Emmanuel Josias, also known as Emmanuel Sithole, was stabbed to death in Alexandra in April.

FILE: Mozambican national Emmanuel Josias was stabbed to death in Alexandra in April. Picture: James Oatway/Sunday Times.

JOHANNESBURG - Three men and a minor arrested in connection with the murder of Emmanuel Josias, also known as Emmanuel Sithole, have pleaded not guilty to all charges against them.

The suspects allegedly stabbed the Mozambican vendor to death in Alexandra in April.

Images of Josias' murder at the height of xenophobic violence made international headlines.
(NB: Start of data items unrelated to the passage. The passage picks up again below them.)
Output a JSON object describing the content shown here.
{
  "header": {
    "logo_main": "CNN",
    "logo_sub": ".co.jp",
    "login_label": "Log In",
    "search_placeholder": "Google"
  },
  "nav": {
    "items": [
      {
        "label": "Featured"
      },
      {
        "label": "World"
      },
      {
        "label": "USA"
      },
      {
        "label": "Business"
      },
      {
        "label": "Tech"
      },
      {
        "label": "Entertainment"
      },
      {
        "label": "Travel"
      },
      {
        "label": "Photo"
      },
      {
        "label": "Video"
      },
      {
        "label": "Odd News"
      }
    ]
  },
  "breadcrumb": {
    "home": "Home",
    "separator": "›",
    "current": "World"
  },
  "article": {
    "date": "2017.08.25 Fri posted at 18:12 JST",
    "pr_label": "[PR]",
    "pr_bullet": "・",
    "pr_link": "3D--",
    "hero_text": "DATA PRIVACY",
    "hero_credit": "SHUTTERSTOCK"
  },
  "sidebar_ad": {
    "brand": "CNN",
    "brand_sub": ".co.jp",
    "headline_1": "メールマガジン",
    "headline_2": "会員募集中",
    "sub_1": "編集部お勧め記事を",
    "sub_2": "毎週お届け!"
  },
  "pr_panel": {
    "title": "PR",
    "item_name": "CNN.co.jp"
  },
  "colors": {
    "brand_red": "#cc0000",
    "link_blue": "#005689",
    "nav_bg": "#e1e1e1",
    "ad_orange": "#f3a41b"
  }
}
Sifundo Mzimela, Sizwe Mngomezulu, Nthinta Bhengu and a 17-year-old boy have pleaded not guilty to killing and robbing Josias.

The state prosecutor told the court the group unlawfully and intentionally murdered the 25-year-old man.

Today's proceedings are being held in camera because one of the accused is a minor.

Emmanuel Josias' father and grandfather are also here today.

The Johannesburg Regional court heard how community members tried to intervene when Josias was being attacked by a group of youngsters.

The state's first witness, Sibusiso Mnyandu, has described how the Mozambican was beaten and stabbed by four young men in Alexandra.

Mnyandu says he was too scared to intervene because he was worried his life would be in danger as foreigners were being attacked in the township at the time.

However he says some community members tried to help the 25-year-old.

The state has presented photographs taken by Sunday Times photo journalist James Oatway as evidence.


The National Prosecuting Authority (NPA) says it's confident it will secure a murder conviction in the murder case.

On Monday, two of the three accused were denied bail in the Alexandra Magistrates Court.

Meanwhile, the slain man's family lashed out at President Jacob Zuma and said his comments that Josias used a false name were completely untrue.

The family moved to clarify that Josias was his second name.

Josias's family explained that in their culture, children are identified by the first name of their father.

Zuma said the 25-year-old had used a false name to avoid detection because he was in the country illegally.